Between 2002 and the present, DOE has paid billions of dollars to the defendants to design and build the WTP, which will be used to treat dangerous radioactive wastes that are currently stored at DOE’s Hanford Site. The contract required materials, testing and services to meet certain nuclear quality standards. The United States alleged that the defendants violated the False Claims Act by charging the government the cost of complying with these standards when they failed to do so. In particular, the United States alleged that the defendants improperly billed the government for materials and services from vendors that did not meet quality control requirements, for piping and waste vessels that did not meet quality standards and for testing from vendors who did not have compliant quality programs.
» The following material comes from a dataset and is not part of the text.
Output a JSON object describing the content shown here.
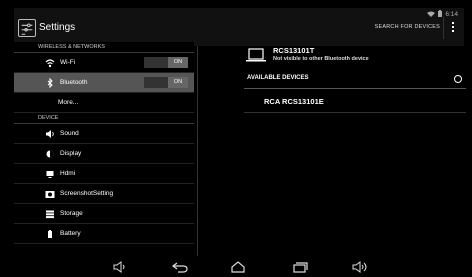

The United States also alleged that Bechtel National Inc. and Bechtel Corp. improperly claimed and received government funding for lobbying activities in violation of the Byrd Amendment, and applicable contractual and regulatory requirements, all of which prohibit the use of federal funds for lobbying activities.
The allegations resolved by this settlement were initially brought in a lawsuit filed under the qui tam, or whistleblower, provisions of the False Claims Act by Gary Brunson, Donna Busche, and Walter Tamosaitis, who worked on the WTP project. The False Claims Act permits private parties to sue on behalf of the United States when they believe that a party has submitted false claims for government funds, and to receive a share of any recovery. The Act also permits the government to intervene in such a lawsuit, as it did in part in this case. The whistleblowers’ reward has not yet been determined.
This matter was handled by the Civil Division’s Commercial Litigation Branch, the U.S. Attorney’s Office for the Eastern District of Washington, the DOE Office of the Inspector General and the FBI.
The claims asserted against defendants are allegations only, and there has been no determination of liability. The case is United States ex rel. Brunson, Busche, and Tamosaitis v. Bechtel National, Inc., Bechtel Corp., URS Corp., and URS Energy & Construction, Inc., Case No. 2:13-cv-05013-EFS (E.D. Wash.).